Commissioned by Quintain, the award-winning development team behind Wembley Park, as part of the developer’s commitment to the cultural life and legacy of Wembley, Cartographer’s Fugue is an ambitious and groundbreaking artwork for London-based painter Vivien Zhang. The title of the work plays with the double meaning of the word fugue: relating both to a musical motif in which a phrase is repeated by two or more voices and begins to change; and to a psychological state of memory loss and the urge to travel to establish a new identity.
A reflection of the digital information age and our relationship with technology more widely, Zhang’s painting acknowledges the artist’s self-described state as a digital native and third culture citizen.
It invites fellow citizen-natives to consider their relationship to space and place in the post-digital age. The unorthodox shape of the canvas is a departure for Zhang and references the 1923 Goode map projection. The Goode map is an attempt to more truthfully depict the relative sizes of landmasses than the traditional Mercator global projection, which makes Greenland (2 million km²) look as large as the African continent (30 million km²).
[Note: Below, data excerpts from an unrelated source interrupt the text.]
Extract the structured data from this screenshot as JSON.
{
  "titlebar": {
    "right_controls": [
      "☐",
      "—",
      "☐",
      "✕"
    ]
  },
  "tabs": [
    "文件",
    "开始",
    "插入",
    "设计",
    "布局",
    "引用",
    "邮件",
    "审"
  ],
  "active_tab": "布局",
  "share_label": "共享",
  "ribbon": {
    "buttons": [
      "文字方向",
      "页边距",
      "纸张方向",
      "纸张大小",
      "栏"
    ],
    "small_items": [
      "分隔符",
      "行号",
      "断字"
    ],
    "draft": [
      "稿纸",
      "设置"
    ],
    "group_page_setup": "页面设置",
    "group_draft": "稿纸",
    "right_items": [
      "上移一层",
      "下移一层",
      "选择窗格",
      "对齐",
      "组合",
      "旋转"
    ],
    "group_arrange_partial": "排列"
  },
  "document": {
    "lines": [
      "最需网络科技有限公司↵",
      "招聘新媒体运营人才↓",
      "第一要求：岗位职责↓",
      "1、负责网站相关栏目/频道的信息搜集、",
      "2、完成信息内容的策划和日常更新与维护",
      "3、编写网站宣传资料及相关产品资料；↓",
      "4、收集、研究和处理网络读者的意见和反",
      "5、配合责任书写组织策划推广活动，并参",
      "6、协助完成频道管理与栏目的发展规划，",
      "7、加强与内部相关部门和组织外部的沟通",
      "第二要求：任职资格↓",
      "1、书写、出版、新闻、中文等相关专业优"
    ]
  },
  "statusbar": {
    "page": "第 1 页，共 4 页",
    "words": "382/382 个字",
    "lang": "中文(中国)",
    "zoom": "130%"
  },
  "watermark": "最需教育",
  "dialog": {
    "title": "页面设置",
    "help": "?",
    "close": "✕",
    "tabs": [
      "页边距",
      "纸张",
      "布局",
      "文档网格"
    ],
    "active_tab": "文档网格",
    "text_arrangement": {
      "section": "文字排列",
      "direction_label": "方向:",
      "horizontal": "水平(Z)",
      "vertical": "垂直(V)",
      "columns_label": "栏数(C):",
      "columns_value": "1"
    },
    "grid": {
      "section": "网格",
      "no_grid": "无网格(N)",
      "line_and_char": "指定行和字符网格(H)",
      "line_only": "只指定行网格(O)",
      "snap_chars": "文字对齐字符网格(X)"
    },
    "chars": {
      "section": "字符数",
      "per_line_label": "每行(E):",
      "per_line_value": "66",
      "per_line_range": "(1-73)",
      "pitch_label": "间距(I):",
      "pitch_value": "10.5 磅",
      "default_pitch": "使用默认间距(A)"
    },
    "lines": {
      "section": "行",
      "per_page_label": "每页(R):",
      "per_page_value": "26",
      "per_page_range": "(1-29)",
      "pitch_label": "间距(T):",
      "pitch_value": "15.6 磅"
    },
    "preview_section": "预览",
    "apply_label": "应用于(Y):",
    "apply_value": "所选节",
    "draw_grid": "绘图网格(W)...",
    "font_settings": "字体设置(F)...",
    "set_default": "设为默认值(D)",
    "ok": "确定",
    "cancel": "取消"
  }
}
Further abstraction addresses another map-making construct – that North is ‘up’ – and flips the profile on its side. The organic lines of the projection, which is often referred to as the ‘orange peel’ map, are presented in contrast to the crisp geometric shapes of the reception area, while reflecting the iconic Wembley Stadium’s arch.
Within the painting, the artist concentrates on depictions of a very particular shape: the Gömböc, a three-dimensional body that, when resting on a flat surface, has just one stable and one unstable point of equilibrium. The potential existence of such a shape was mathematically proven by the Hungarian scientist Gábor Domokos in 2006. For Zhang, the shape is a useful metaphor for a discussion about stability versus instability within her generation and its pursuit of a fairer, greener future through popular movements like Extinction Rebellion or the move towards veganism. Zhang paints the shape from a variety of angles, following a self-devised algorithm and its internal logic, which creates the illusion of order in the work.